Lawyers and CMCs face £250 fee to complain to Financial Ombudsman

Manzoor: Lawyers and CMC often increase FOS’s costs

Lawyers and claims management companies (CMCs) making volume complaints to the Financial Ombudsman Service (FOS) on behalf of clients will be charged £250 per case, it has proposed.

Representatives will be refunded £175 should their complaint succeed, while the first three complaints brought each year will be free.

The move follows a Treasury consultation last December which said: “The government has heard concerns that CMCs and other relevant legal professionals are able to ‘weaponise’ case fees charged by the FOS to pressure firms into settling claims before they formally become part of the FOS process.”

Despite “strong opposition” from lawyers and CMCs, the proposal was supported by others, FOS reported in a fresh consultation on how the new regime would work.

It said that around 20% of the 400,000 cases referred to the service in the past two years were brought by lawyers and CMCs but only 22% were upheld, compared to a service-wide average of 32% – the opposite of what FOS said should be the case.

At the moment, FOS only charges a fee of £650 per case – recently reduced from £750 – to respondents, irrespective of whether the complaints is upheld, which it said meant there was “little incentive” for lawyers and CMCs to sift cases properly.

In her introduction to the consultation, FOS chair Baroness Manzoor – once the Legal Services Ombudsman – said: “This means CMCs and other professional representatives bear very limited financial risk – even though such representatives often increase our costs by, for example, disproportionate referrals of cases without merit, failure to provide full case details, or by making unnecessary escalations to an ombudsman for a final decision when our approach to the issue is already well established.”

The consultation said respondents reported the “significant impact” of such complaints were having on them too: “This behaviour is therefore bringing the complaints arrangement into disrepute.”

The objective of the new fee was to allocate “an element of the costs of resolving cases to CMCs and other professional representatives who can derive benefit from our service”.

Giving three free cases meant a law firm or CMC could test FOS’s approach on new or novel complaint issues, however.
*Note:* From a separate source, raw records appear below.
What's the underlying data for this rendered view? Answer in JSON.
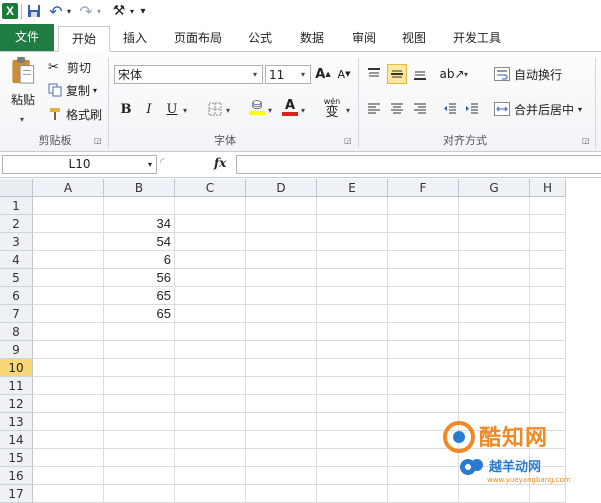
{
  "qat": {
    "app_icon": "excel-icon",
    "app_letter": "X",
    "undo_glyph": "↶",
    "redo_glyph": "↷",
    "tool_glyph": "⚒",
    "more_glyph": "▾"
  },
  "tabs": {
    "file": "文件",
    "home": "开始",
    "insert": "插入",
    "page_layout": "页面布局",
    "formulas": "公式",
    "data": "数据",
    "review": "审阅",
    "view": "视图",
    "developer": "开发工具"
  },
  "ribbon": {
    "clipboard": {
      "paste": "粘贴",
      "cut": "剪切",
      "copy": "复制",
      "format_painter": "格式刷",
      "group_label": "剪贴板"
    },
    "font": {
      "font_name": "宋体",
      "font_size": "11",
      "grow": "A",
      "shrink": "A",
      "bold": "B",
      "italic": "I",
      "underline": "U",
      "color_a": "A",
      "wen": "wén",
      "wen_char": "变",
      "group_label": "字体"
    },
    "alignment": {
      "wrap_text": "自动换行",
      "merge_center": "合并后居中",
      "group_label": "对齐方式"
    }
  },
  "formula_bar": {
    "name_box": "L10",
    "fx": "fx",
    "content": ""
  },
  "sheet": {
    "columns": [
      "A",
      "B",
      "C",
      "D",
      "E",
      "F",
      "G",
      "H"
    ],
    "rows": [
      "1",
      "2",
      "3",
      "4",
      "5",
      "6",
      "7",
      "8",
      "9",
      "10",
      "11",
      "12",
      "13",
      "14",
      "15",
      "16",
      "17"
    ],
    "active_row": "10",
    "b_values": [
      "",
      "34",
      "54",
      "6",
      "56",
      "65",
      "65"
    ]
  },
  "watermark": {
    "brand": "酷知网",
    "brand2": "越羊动网",
    "url": "www.yueyangbang.com"
  },
  "colors": {
    "file_tab": "#1f7c42",
    "active_row_header": "#f8d776",
    "highlight_button": "#fce79a",
    "fill_yellow": "#ffff00",
    "font_red": "#e02020"
  }
}
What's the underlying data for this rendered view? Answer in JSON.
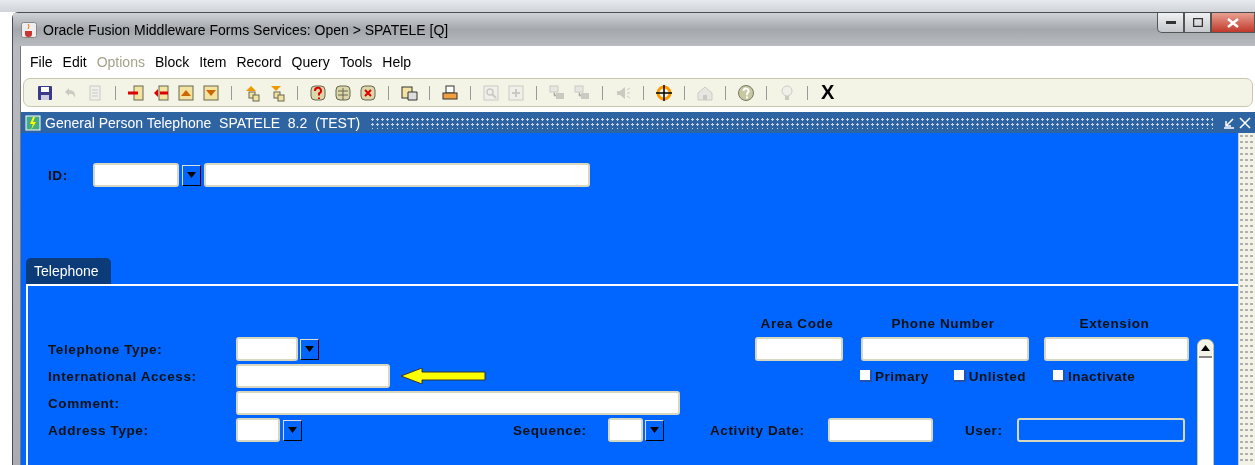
{
  "window": {
    "title": "Oracle Fusion Middleware Forms Services:  Open > SPATELE [Q]"
  },
  "menu": [
    {
      "label": "File",
      "disabled": false
    },
    {
      "label": "Edit",
      "disabled": false
    },
    {
      "label": "Options",
      "disabled": true
    },
    {
      "label": "Block",
      "disabled": false
    },
    {
      "label": "Item",
      "disabled": false
    },
    {
      "label": "Record",
      "disabled": false
    },
    {
      "label": "Query",
      "disabled": false
    },
    {
      "label": "Tools",
      "disabled": false
    },
    {
      "label": "Help",
      "disabled": false
    }
  ],
  "toolbar": {
    "groups": [
      [
        {
          "kind": "save",
          "disabled": false
        },
        {
          "kind": "undo",
          "disabled": true
        },
        {
          "kind": "page",
          "disabled": true
        }
      ],
      [
        {
          "kind": "insert",
          "disabled": false
        },
        {
          "kind": "remove",
          "disabled": false
        },
        {
          "kind": "up",
          "disabled": false
        },
        {
          "kind": "down",
          "disabled": false
        }
      ],
      [
        {
          "kind": "enterquery",
          "disabled": false
        },
        {
          "kind": "execquery",
          "disabled": false
        }
      ],
      [
        {
          "kind": "dbhelp",
          "disabled": false
        },
        {
          "kind": "db",
          "disabled": false
        },
        {
          "kind": "dbx",
          "disabled": false
        }
      ],
      [
        {
          "kind": "copy",
          "disabled": false
        }
      ],
      [
        {
          "kind": "print",
          "disabled": false
        }
      ],
      [
        {
          "kind": "search",
          "disabled": true
        },
        {
          "kind": "plus",
          "disabled": true
        }
      ],
      [
        {
          "kind": "blocks",
          "disabled": true
        },
        {
          "kind": "blocks",
          "disabled": true
        }
      ],
      [
        {
          "kind": "speaker",
          "disabled": true
        }
      ],
      [
        {
          "kind": "target",
          "disabled": false
        }
      ],
      [
        {
          "kind": "house",
          "disabled": true
        }
      ],
      [
        {
          "kind": "help",
          "disabled": false
        }
      ],
      [
        {
          "kind": "bulb",
          "disabled": true
        }
      ]
    ],
    "exit": "X"
  },
  "form": {
    "title": "General Person Telephone  SPATELE  8.2  (TEST)",
    "id_label": "ID:",
    "tabs": [
      {
        "label": "Telephone",
        "selected": true
      }
    ],
    "fields": {
      "telephone_type": "Telephone Type:",
      "international_access": "International Access:",
      "comment": "Comment:",
      "address_type": "Address Type:",
      "sequence": "Sequence:",
      "activity_date": "Activity Date:",
      "user": "User:"
    },
    "columns": [
      "Area Code",
      "Phone Number",
      "Extension"
    ],
    "checkboxes": [
      {
        "label": "Primary",
        "checked": false
      },
      {
        "label": "Unlisted",
        "checked": false
      },
      {
        "label": "Inactivate",
        "checked": false
      }
    ]
  }
}
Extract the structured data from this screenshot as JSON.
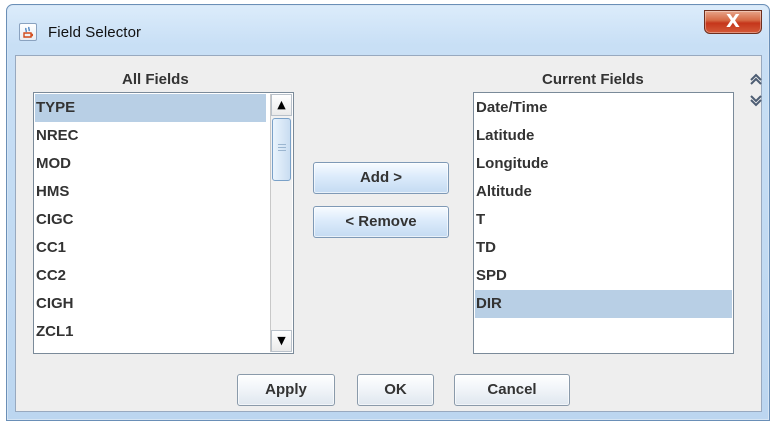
{
  "window": {
    "title": "Field Selector",
    "close_label": "X"
  },
  "all_fields": {
    "label": "All Fields",
    "items": [
      "TYPE",
      "NREC",
      "MOD",
      "HMS",
      "CIGC",
      "CC1",
      "CC2",
      "CIGH",
      "ZCL1"
    ],
    "selected": "TYPE"
  },
  "current_fields": {
    "label": "Current Fields",
    "items": [
      "Date/Time",
      "Latitude",
      "Longitude",
      "Altitude",
      "T",
      "TD",
      "SPD",
      "DIR"
    ],
    "selected": "DIR"
  },
  "buttons": {
    "add": "Add >",
    "remove": "< Remove",
    "apply": "Apply",
    "ok": "OK",
    "cancel": "Cancel"
  },
  "icons": {
    "window": "java-cup-icon",
    "close": "close-icon",
    "scroll_up": "up-arrow-icon",
    "scroll_down": "down-arrow-icon",
    "move_up": "move-up-icon",
    "move_down": "move-down-icon"
  },
  "colors": {
    "selected_row": "#b8cfe5",
    "close_button": "#c5361b",
    "window_frame": "#c8dff5"
  }
}
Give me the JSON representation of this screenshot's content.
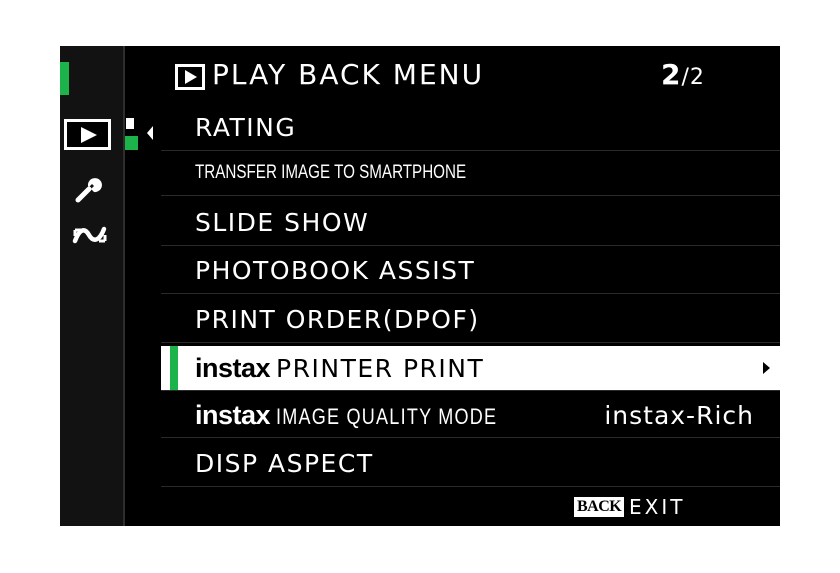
{
  "header": {
    "icon": "playback-icon",
    "title": "PLAY BACK MENU",
    "page_current": "2",
    "page_total": "/2"
  },
  "sidebar": {
    "tabs": [
      {
        "icon": "playback-tab-icon",
        "active": true
      },
      {
        "icon": "wrench-icon",
        "active": false
      },
      {
        "icon": "connection-icon",
        "active": false
      }
    ],
    "accent_color": "#1bb34a"
  },
  "menu": {
    "items": [
      {
        "label": "RATING"
      },
      {
        "label": "TRANSFER IMAGE TO SMARTPHONE"
      },
      {
        "label": "SLIDE SHOW"
      },
      {
        "label": "PHOTOBOOK ASSIST"
      },
      {
        "label": "PRINT ORDER(DPOF)"
      },
      {
        "brand": "instax",
        "label": "PRINTER PRINT",
        "selected": true
      },
      {
        "brand": "instax",
        "label": "IMAGE QUALITY MODE",
        "value": "instax-Rich"
      },
      {
        "label": "DISP ASPECT"
      }
    ]
  },
  "footer": {
    "back_badge": "BACK",
    "exit_label": "EXIT"
  }
}
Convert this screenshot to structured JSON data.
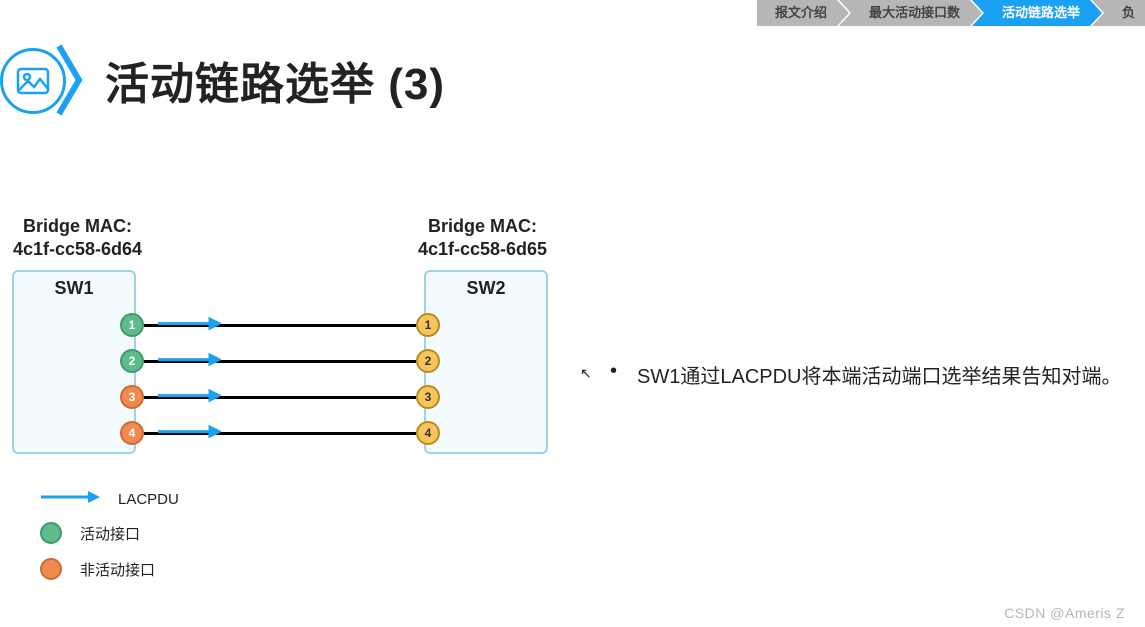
{
  "breadcrumb": {
    "items": [
      {
        "label": "报文介绍",
        "active": false
      },
      {
        "label": "最大活动接口数",
        "active": false
      },
      {
        "label": "活动链路选举",
        "active": true
      },
      {
        "label": "负",
        "active": false
      }
    ]
  },
  "title": {
    "text": "活动链路选举 (3)",
    "icon": "image-icon"
  },
  "diagram": {
    "sw1": {
      "name": "SW1",
      "mac_label": "Bridge MAC:",
      "mac_value": "4c1f-cc58-6d64"
    },
    "sw2": {
      "name": "SW2",
      "mac_label": "Bridge MAC:",
      "mac_value": "4c1f-cc58-6d65"
    },
    "links": [
      {
        "left_port": "1",
        "left_state": "active",
        "right_port": "1",
        "right_state": "warn",
        "arrow": true
      },
      {
        "left_port": "2",
        "left_state": "active",
        "right_port": "2",
        "right_state": "warn",
        "arrow": true
      },
      {
        "left_port": "3",
        "left_state": "inactive",
        "right_port": "3",
        "right_state": "warn",
        "arrow": true
      },
      {
        "left_port": "4",
        "left_state": "inactive",
        "right_port": "4",
        "right_state": "warn",
        "arrow": true
      }
    ],
    "arrow_meaning": "LACPDU"
  },
  "legend": {
    "lacpdu": "LACPDU",
    "active_port": "活动接口",
    "inactive_port": "非活动接口"
  },
  "description": {
    "bullets": [
      "SW1通过LACPDU将本端活动端口选举结果告知对端。"
    ]
  },
  "watermark": "CSDN @Ameris Z",
  "colors": {
    "accent": "#1BA1F2",
    "active_port": "#60BB8C",
    "inactive_port": "#F08A4E",
    "remote_port": "#F6C55B"
  }
}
An analysis showed that almost 80% of lawyers and 55% of CMCs that referred cases to FOS did so less than three times a year; out of the 213 CMCs in 2022/23 and 177 CMCs in 2023/24 that referred cases, the majority of referrals came from fewer than ten of them.

FOS said: “We believe that keeping 100% of any redress awarded is a good outcome for consumers.

“Our service aligns with the views of the Financial Conduct Authority (FCA) and Solicitors Regulation Authority (SRA) in recognising that CMCs and legal professionals acting as professional representatives can sometimes benefit both the individual consumer and wider society, by using their expertise to help resolve disputes.

“We are also in agreement with these regulators that, in the majority of cases, it is not necessary for complainants to use CMCs or other professional representatives when referring cases to us.”

The consultation said FOS was working with the SRA to ensure the case fee was included in the cap it has proposed on the amount solicitors can charge clients for financial mis-selling claims. There is already a cap for CMCs.